Credit: Photo: Christopher Testani; Prop Styling: Carla Gonzalez-Hart

How to Clean Luggage Exterior

How you clean the exterior of your luggage depends on how it’s made. If you have a removable battery, pull the battery out and wipe it clean with an antibacterial wipe; do the same for its setting in the suitcase. If you need to clean any of the small electronics, use a toothbrush and compressed air to blow any dirt away. Wipe down any handles or zippers with a disinfectant wipe as well.

For hard-sided luggage, Bucur and Townsend both suggest wiping it clean with a disinfectant solution like soapy water. You can use a soft brush to get out any bits of dirt stuck in crevices. Then, rinse it clean with fresh water and wipe it dry.

For soft-sided luggage, use the same soapy solution and brush to lightly scrub the exterior of it. Pay more attention to stained spots — you can even use a laundry stain remover, as long as you rinse it completely clean afterward. Be sure, though, that you don’t get too much soap into the fabric; it can be hard to get out. After you’ve cleaned all the surfaces, use a fresh wet rag to blot out everything and set it out to dry.

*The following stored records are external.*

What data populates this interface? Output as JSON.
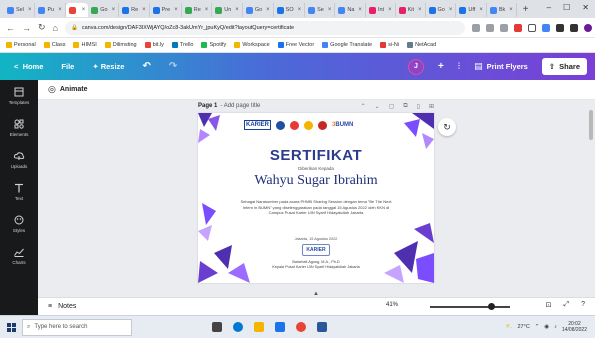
{
  "browser": {
    "tabs": [
      {
        "label": "Sel",
        "color": "#4285f4"
      },
      {
        "label": "Pu",
        "color": "#4285f4"
      },
      {
        "label": "",
        "color": "#ea4335",
        "active": true
      },
      {
        "label": "Go",
        "color": "#34a853"
      },
      {
        "label": "Re",
        "color": "#1a73e8"
      },
      {
        "label": "Pre",
        "color": "#1a73e8"
      },
      {
        "label": "Re",
        "color": "#34a853"
      },
      {
        "label": "Un",
        "color": "#34a853"
      },
      {
        "label": "Go",
        "color": "#4285f4"
      },
      {
        "label": "SO",
        "color": "#1a73e8"
      },
      {
        "label": "Se",
        "color": "#4285f4"
      },
      {
        "label": "Na",
        "color": "#4285f4"
      },
      {
        "label": "Int",
        "color": "#e91e63"
      },
      {
        "label": "Kit",
        "color": "#e91e63"
      },
      {
        "label": "Go",
        "color": "#1a73e8"
      },
      {
        "label": "Uff",
        "color": "#1a73e8"
      },
      {
        "label": "Bk",
        "color": "#4285f4"
      }
    ],
    "url": "canva.com/design/DAF3IXWjAYQ/oZc8-3akUmYr_jpuKyQ/edit?layoutQuery=certificate",
    "window_controls": [
      "–",
      "☐",
      "✕"
    ]
  },
  "bookmarks": [
    {
      "label": "Personal",
      "color": "#f4b400"
    },
    {
      "label": "Class",
      "color": "#f4b400"
    },
    {
      "label": "HIMSI",
      "color": "#f4b400"
    },
    {
      "label": "Dilimsting",
      "color": "#f4b400"
    },
    {
      "label": "bit.ly",
      "color": "#ea4335"
    },
    {
      "label": "Trello",
      "color": "#0079bf"
    },
    {
      "label": "Spotify",
      "color": "#1db954"
    },
    {
      "label": "Workspace",
      "color": "#f4b400"
    },
    {
      "label": "Free Vector",
      "color": "#1a73e8"
    },
    {
      "label": "Google Translate",
      "color": "#4285f4"
    },
    {
      "label": "si-Ni",
      "color": "#e53935"
    },
    {
      "label": "NetAcad",
      "color": "#607d8b"
    }
  ],
  "canva_header": {
    "home": "Home",
    "file": "File",
    "resize": "Resize",
    "avatar_initial": "J",
    "print_label": "Print Flyers",
    "share_label": "Share"
  },
  "sidebar": [
    {
      "label": "Templates",
      "icon": "templates-icon"
    },
    {
      "label": "Elements",
      "icon": "elements-icon"
    },
    {
      "label": "Uploads",
      "icon": "uploads-icon"
    },
    {
      "label": "Text",
      "icon": "text-icon"
    },
    {
      "label": "Styles",
      "icon": "styles-icon"
    },
    {
      "label": "Charts",
      "icon": "charts-icon"
    }
  ],
  "toolbar": {
    "animate": "Animate"
  },
  "page": {
    "label": "Page 1",
    "title_placeholder": "- Add page title"
  },
  "certificate": {
    "logo_karier": "KARIER",
    "logo_bumn": "BUMN",
    "title": "SERTIFIKAT",
    "given_to": "Diberikan Kepada",
    "name": "Wahyu Sugar Ibrahim",
    "body": "Sebagai Narasumber pada acara PHMB Sharing Session dengan tema \"Be The Next Intern in BUMN\" yang diselenggarakan pada tanggal 15 Agustus 2022 oleh KKN di Campus Pusat Karier UIN Syarif Hidayatullah Jakarta",
    "date": "Jakarta, 15 Agustus 2022",
    "sig_mark": "KARIER",
    "signer_name": "Balarhati Agung, M.A., Ph.D",
    "signer_role": "Kepala Pusat Karier UIN Syarif Hidayatullah Jakarta",
    "accent_purple": "#6a3fd0",
    "accent_blue": "#2b3c8f"
  },
  "footer": {
    "notes": "Notes",
    "zoom": "41%"
  },
  "taskbar": {
    "search_placeholder": "Type here to search",
    "temperature": "27°C",
    "time": "20:02",
    "date": "14/08/2022"
  }
}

Credit: Photo: Christopher Testani; Prop Styling: Carla Gonzalez-Hart

How to Clean Luggage Tags

Luggage tags are perhaps the easiest to clean. If they’re leather or plastic (which they usually are), just wipe them clean with a damp cloth and then run a disinfectant wipe over them. Remember that you may need to rewrite your contact information if it comes off during cleaning.

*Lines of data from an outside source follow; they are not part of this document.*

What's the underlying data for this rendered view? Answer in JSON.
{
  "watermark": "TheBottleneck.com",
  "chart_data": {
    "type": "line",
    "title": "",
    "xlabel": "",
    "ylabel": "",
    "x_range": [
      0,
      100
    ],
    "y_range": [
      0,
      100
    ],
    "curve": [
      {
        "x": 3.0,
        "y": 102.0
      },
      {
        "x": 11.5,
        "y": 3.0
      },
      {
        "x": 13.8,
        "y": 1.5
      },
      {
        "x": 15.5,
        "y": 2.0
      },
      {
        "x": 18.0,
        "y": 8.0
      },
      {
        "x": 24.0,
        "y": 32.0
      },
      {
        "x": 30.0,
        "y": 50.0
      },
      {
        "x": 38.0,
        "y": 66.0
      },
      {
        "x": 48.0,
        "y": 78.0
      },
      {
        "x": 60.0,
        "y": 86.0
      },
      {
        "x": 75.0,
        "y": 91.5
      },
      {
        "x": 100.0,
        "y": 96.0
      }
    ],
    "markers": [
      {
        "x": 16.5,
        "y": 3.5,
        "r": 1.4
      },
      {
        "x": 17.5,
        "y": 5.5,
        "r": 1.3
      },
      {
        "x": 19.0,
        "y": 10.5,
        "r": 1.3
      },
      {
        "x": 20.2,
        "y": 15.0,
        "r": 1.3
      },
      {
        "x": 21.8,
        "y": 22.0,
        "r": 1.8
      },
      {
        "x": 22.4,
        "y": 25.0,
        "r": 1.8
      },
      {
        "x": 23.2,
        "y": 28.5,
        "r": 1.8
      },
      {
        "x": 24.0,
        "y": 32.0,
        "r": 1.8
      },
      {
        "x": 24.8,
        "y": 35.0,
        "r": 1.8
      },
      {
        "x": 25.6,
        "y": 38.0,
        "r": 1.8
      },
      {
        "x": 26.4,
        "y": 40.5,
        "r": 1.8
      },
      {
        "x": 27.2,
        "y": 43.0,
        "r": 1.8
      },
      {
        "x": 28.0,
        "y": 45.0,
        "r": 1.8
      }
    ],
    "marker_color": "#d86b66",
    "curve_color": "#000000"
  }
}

Credit: Photo: Christopher Testani; Prop Styling: Carla Gonzalez-Hart

How to Clean Luggage Interior

For the interior of your suitcase, use the soapy water mix and a soft brush to scrub any fabric. If the lining comes out, remove it and put it through the wash on a gentle cycle. Then, use a disinfectant wipe to clean out beneath the fabric (if it’s a hard-sided suitcase) or use soapy water and brush (if it’s soft-sided). Remember to use a clean wet rag to blot out all the soap.

Credit: Photo: Christopher Testani; Prop Styling: Carla Gonzalez-Hart

How to Clean Luggage Wheels

According to Bucur, this is the most important part of your suitcase to clean. “Make sure to give special attention to the wheels of the suitcase if it has them because that’s usually where most bacteria develop,” he says.

Use the same soft brush and soap/water solution, and scrub all the dirt and grime off the wheels. Once you’ve got them gunk-free, wipe them clean with a fresh rag, then spray a disinfectant spray over them. Be sure you get every part of the wheel.

When you’re done cleaning overall, let your suitcase sit out to air dry completely before you store it or use it again. If it’s at all damp when you put it away, it could mildew or grow bacteria — and you don’t want to negate all the work you just did!